CITIC Interpretation: Which Are Feasible, Which Are More Ideals

From a practical perspective, CITIC Securities’ team systematically assesses the 15 options and concludes:

Feasible options:

  • Relaxation of LCR standards: a technical supervisory reform with controllable variables, giving the Fed reform initiative significant control;
  • Reform of standing repo facilities (SRP): directly de-stigmatizes the tool, no legislative changes needed;
  • Upgrading Fedwire and payment systems: infrastructure improvements with clear long-term direction;
  • ILST supervisory adjustments: some reforms can be implemented through supervisory culture shifts without legal amendments.

More aggressive or externally dependent options:

  • Layered reserve interest payments: may trigger nonlinear responses in the banking system, operationally complex;
  • TGA management reform: involves coordination between Treasury and Fed, requiring political consensus;
  • Lowering attractiveness of foreign reverse repos: highly reliant on external institutions’ willingness, effect uncertain.

Overall, CITIC Securities considers this “a practical and reference-worthy reform menu,” but expects actual implementation to lag behind the potential upper bounds depicted in the paper. It should be viewed as a directional guide rather than an immediate policy commitment.

( Market Impact: Increased Volatility, No Change in Rate Cut Logic

Regarding bond markets, the Fed’s balance sheet reduction effectively reduces base money supply, increasing the scale of U.S. Treasuries that the private sector must absorb. CITIC Securities believes this will amplify market volatility and raise tail risks—though some regulatory easing (like SLR relief) can help expand dealer capacity.

Objectively, the paper advocates against directly selling securities to accelerate reduction; instead, it favors letting maturing securities roll off naturally, while providing dealers and repo markets with higher absorption buffers. This limits short-term shocks.

CITIC Securities judges that U.S. Treasuries are currently more suitable for trading opportunities, with short-term bonds outperforming long-term ones.

For equities, balance sheet reduction exerts contractionary effects via money supply and portfolio effects, but these can be hedged by lowering the federal funds rate. CITIC Securities believes that if reforms proceed, the rate path will need adjustment, but this is only loosely linked to current monetary policy pace. U.S. stocks may wait for correction windows to seek safer margins.
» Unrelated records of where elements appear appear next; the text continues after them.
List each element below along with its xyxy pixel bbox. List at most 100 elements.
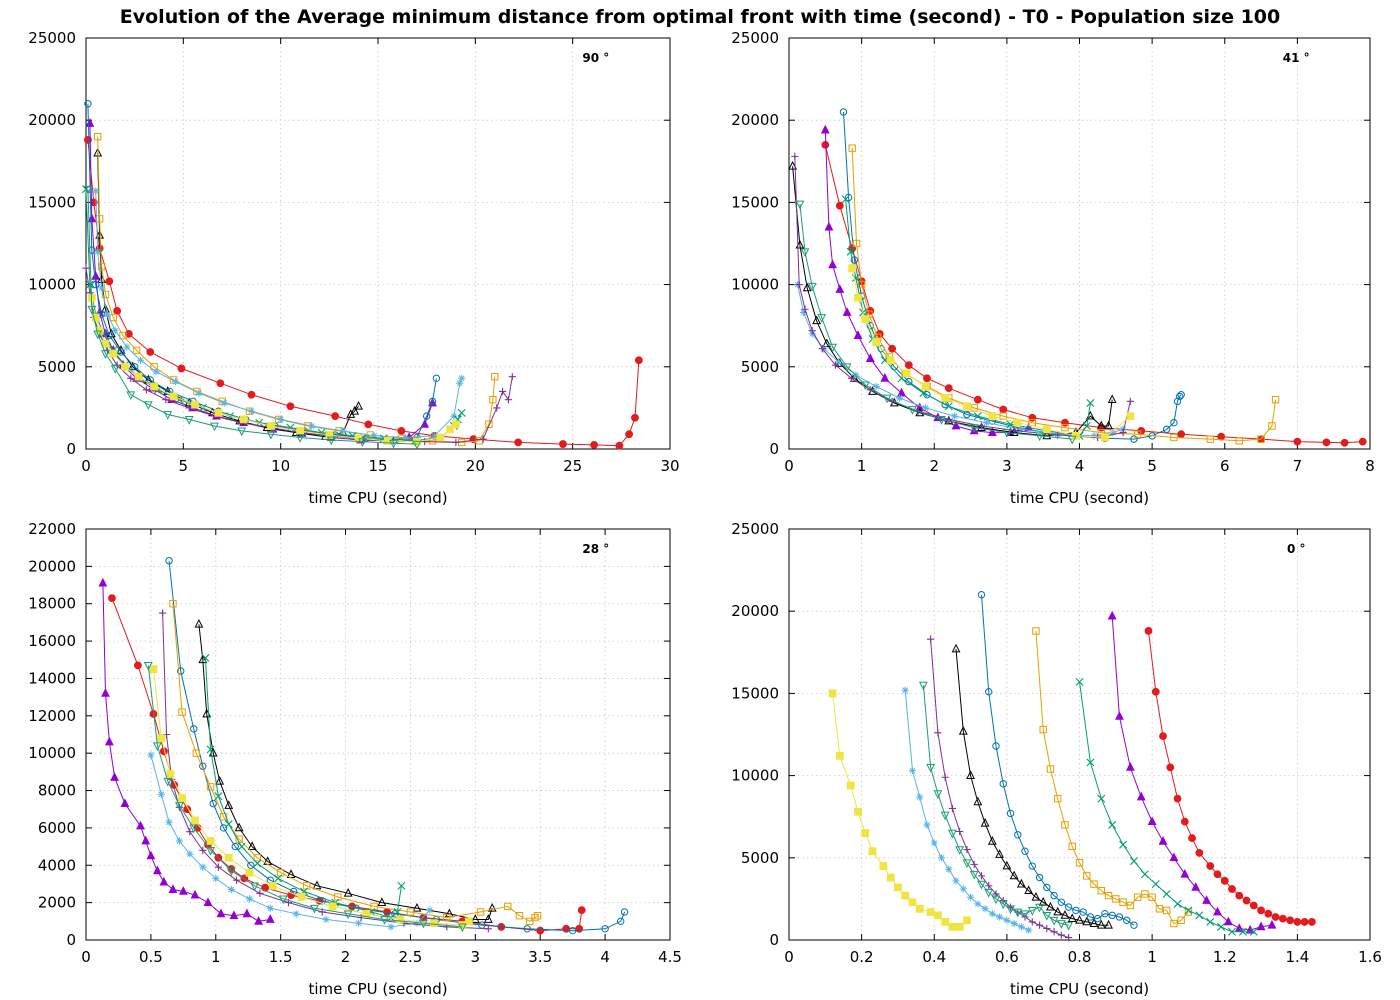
data-point <box>959 885 967 893</box>
series-line <box>824 144 1363 444</box>
data-point <box>801 305 809 313</box>
data-point <box>190 725 198 733</box>
data-point <box>165 818 173 826</box>
data-point <box>127 374 135 382</box>
plot-frame <box>85 37 671 450</box>
data-point <box>1177 391 1185 399</box>
data-point <box>126 391 136 401</box>
y-tick-label: 16000 <box>28 632 76 650</box>
data-point <box>229 910 239 920</box>
data-point <box>980 817 990 827</box>
data-point <box>1148 893 1156 901</box>
data-point <box>274 874 283 883</box>
series-line <box>799 203 1073 440</box>
data-point <box>1191 882 1201 891</box>
data-point <box>396 915 404 924</box>
x-tick-label: 1.6 <box>1358 948 1382 966</box>
data-point <box>93 330 103 340</box>
data-point <box>941 394 950 402</box>
data-point <box>1300 918 1309 926</box>
data-point <box>531 913 539 922</box>
data-point <box>189 824 199 834</box>
data-point <box>1042 911 1052 921</box>
data-point <box>902 369 911 378</box>
page-title: Evolution of the Average minimum distanc… <box>119 6 1281 28</box>
series-line <box>792 166 1113 437</box>
data-point <box>828 689 837 698</box>
y-tick-label: 2000 <box>38 894 76 912</box>
series-1 <box>1144 627 1316 926</box>
data-point <box>143 661 153 671</box>
data-point <box>1195 848 1204 857</box>
data-point <box>1133 430 1142 438</box>
x-tick-label: 1.5 <box>269 948 293 966</box>
data-point <box>146 850 156 860</box>
data-point <box>948 922 957 931</box>
data-point <box>941 918 950 926</box>
y-tick-label: 5000 <box>741 358 779 376</box>
series-line <box>95 190 463 439</box>
data-point <box>888 344 897 353</box>
data-point <box>923 391 931 399</box>
series-9 <box>848 264 1135 442</box>
data-point <box>121 362 129 371</box>
data-point <box>147 751 155 759</box>
data-point <box>857 280 866 289</box>
data-point <box>1082 421 1091 430</box>
series-9 <box>87 293 460 446</box>
data-point <box>136 356 145 364</box>
data-point <box>1151 687 1160 696</box>
y-tick-label: 10000 <box>28 744 76 762</box>
data-point <box>1061 418 1069 427</box>
y-tick-label: 22000 <box>28 520 76 538</box>
data-point <box>927 635 935 643</box>
data-point <box>95 229 105 239</box>
data-point <box>846 781 855 790</box>
data-point <box>159 876 169 886</box>
data-point <box>1176 392 1184 401</box>
data-point <box>1238 927 1247 936</box>
data-point <box>93 132 102 141</box>
data-point <box>894 883 902 892</box>
data-point <box>958 725 968 735</box>
data-point <box>1206 917 1215 926</box>
data-point <box>987 427 997 436</box>
data-point <box>339 427 347 435</box>
data-point <box>1293 437 1302 446</box>
data-point <box>1358 437 1367 446</box>
y-tick-label: 0 <box>66 931 76 949</box>
y-tick-label: 20000 <box>731 111 779 129</box>
x-tick-label: 6 <box>1220 457 1230 475</box>
data-point <box>1256 921 1266 931</box>
series-7 <box>82 185 466 445</box>
series-line <box>111 597 583 932</box>
series-line <box>85 189 463 442</box>
data-point <box>312 880 322 890</box>
data-point <box>132 346 141 355</box>
data-point <box>1213 906 1222 916</box>
data-point <box>1017 923 1025 931</box>
data-point <box>1195 911 1204 920</box>
data-point <box>868 847 877 856</box>
series-line <box>97 136 496 443</box>
data-point <box>945 415 953 424</box>
data-point <box>247 861 255 869</box>
data-point <box>84 100 92 108</box>
y-tick-label: 25000 <box>731 520 779 538</box>
data-point <box>1340 438 1349 447</box>
x-tick-label: 0 <box>784 948 794 966</box>
data-point <box>1173 397 1182 406</box>
plot-frame <box>85 528 671 941</box>
x-tick-label: 0.4 <box>922 948 946 966</box>
series-line <box>97 153 359 438</box>
data-point <box>113 307 122 315</box>
data-point <box>977 591 986 599</box>
data-point <box>1158 836 1168 845</box>
data-point <box>212 874 220 882</box>
series-7 <box>201 653 406 922</box>
data-point <box>941 773 949 781</box>
data-point <box>458 374 466 382</box>
data-point <box>526 917 534 926</box>
data-point <box>861 829 870 838</box>
data-point <box>224 800 234 809</box>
For gold, the impact of balance sheet reduction is unlikely to change the long-term strategic logic of central banks’ gold accumulation, which is driven more by geopolitical reshuffling and dollar reserve diversification. Gold remains a medium- to long-term allocation asset.

Milan explicitly states that the contractionary effects of balance sheet reduction can be hedged through rate cuts, and “may even lead to a larger decline in the federal funds rate relative to baseline scenarios.” CITIC Securities projects U.S. CPI to fluctuate between 3.0% and 3.5% this year, maintaining their view that the Fed will cut rates by 25 basis points in the second half, with no direct link to balance sheet policies.